Percentiles work inversely: lower percentage is better. Essentially, the percentage is a "rank"...20% means that the carrier is worse than 20% of all motorcoach carriers.

Greyhound has more issues with unsafe driving and vehicle maintenance, Megabus has more issues with fatigued driving and controlled substances, and driver fitness is inconclusive. While the fatigued driving is a concern, since it's not a night route, I'd be less concerned than I would at night.

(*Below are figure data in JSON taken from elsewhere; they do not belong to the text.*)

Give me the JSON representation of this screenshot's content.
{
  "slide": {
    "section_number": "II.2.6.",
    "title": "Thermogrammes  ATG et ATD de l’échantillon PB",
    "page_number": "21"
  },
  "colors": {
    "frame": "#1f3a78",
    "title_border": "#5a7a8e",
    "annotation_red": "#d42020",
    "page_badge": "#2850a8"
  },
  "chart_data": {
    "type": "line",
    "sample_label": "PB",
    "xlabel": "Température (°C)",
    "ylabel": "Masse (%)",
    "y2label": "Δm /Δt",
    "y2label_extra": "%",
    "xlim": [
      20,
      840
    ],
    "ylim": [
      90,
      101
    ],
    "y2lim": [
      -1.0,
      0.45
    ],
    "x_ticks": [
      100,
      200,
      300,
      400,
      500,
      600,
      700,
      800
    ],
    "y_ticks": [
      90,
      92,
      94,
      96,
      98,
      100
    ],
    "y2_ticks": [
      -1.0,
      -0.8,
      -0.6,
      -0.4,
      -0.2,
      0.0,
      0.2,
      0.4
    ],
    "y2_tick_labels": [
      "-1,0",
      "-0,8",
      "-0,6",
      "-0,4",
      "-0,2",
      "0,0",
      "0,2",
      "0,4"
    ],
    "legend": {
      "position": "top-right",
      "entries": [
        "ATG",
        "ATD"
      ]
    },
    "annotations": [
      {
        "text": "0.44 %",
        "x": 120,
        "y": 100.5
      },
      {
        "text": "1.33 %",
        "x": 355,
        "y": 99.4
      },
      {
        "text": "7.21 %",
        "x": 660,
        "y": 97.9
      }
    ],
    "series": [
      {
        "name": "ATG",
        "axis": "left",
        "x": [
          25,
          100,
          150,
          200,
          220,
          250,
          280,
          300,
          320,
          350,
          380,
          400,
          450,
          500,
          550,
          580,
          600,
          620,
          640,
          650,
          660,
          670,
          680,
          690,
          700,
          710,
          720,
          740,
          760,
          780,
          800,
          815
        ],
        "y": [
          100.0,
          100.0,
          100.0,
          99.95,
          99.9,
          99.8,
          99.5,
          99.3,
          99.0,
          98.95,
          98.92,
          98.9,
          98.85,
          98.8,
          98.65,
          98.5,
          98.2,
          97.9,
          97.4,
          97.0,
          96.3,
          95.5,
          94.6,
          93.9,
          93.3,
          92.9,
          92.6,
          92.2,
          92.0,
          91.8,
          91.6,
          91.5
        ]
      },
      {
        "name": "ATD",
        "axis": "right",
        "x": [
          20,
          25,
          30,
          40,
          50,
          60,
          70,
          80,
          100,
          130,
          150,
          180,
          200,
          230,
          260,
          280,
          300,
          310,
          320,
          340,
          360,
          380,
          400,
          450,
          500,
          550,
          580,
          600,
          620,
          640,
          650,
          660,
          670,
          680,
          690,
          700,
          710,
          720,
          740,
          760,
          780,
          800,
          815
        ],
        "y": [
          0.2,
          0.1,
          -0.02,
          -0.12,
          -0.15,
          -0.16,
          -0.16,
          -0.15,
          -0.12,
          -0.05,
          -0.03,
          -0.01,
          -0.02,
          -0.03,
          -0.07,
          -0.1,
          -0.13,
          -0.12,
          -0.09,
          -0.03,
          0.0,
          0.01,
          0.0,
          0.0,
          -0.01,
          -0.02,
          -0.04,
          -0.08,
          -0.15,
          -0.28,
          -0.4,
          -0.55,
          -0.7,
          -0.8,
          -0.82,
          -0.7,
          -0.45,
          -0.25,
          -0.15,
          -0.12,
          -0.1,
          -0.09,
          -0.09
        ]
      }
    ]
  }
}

However, having traveled on both, I've personally preferred the Megabus' bus. I've also much preferred the clientele on Megabus. Less everyone rushing off to smoke, for one. I also tend to fit in more as much of the college constituency uses Megabus over Greyhound.

Also, note the text from this page: http://ai.fmcsa.dot....nc=RBH8ciDqytk=



> The
> 
> 
> 
> ...


----------



## Swadian Hardcore (Oct 23, 2012)

jebr said:


> Swadian Hardcore said:
> 
> 
> > Don't take Megabus! They have horrible safety ratings! See: http://ai.fmcsa.dot....KET=ek72fsZGQRI=
> ...


Since comfort is based on opinion, on that we will have to agree to disagree.


----------



## guest (Oct 23, 2012)

Megabus seats are uncomfortable and the ride is rough on the top deck.

Why not Capitol Limited to Chicago, the bus to Champaign?

It's a long ride on a bus from Harper's Ferry to Chicago.


----------



## Swadian Hardcore (Oct 23, 2012)

Dovecote said:


> Have a friend who is planning *to take the CL from Harpers Ferry (HFY) to CHI* and then take Greyhound from CHI to Champaign (CHM). He is doing this to avoid the lengthy train layover in CHI.
> 
> Is the CHI Amtrak location in close proximity of the CHI Greyhound station. If so, is it walkable? If not, what would be the better option, cab or mass transit?





guest said:


> Megabus seats are uncomfortable and the ride is rough on the top deck.
> 
> Why not Capitol Limited to Chicago, the bus to Champaign?
> 
> It's a long ride on a bus from Harper's Ferry to Chicago.


Don't you understand? He says that the guy is going to take the CL to Chicago.


----------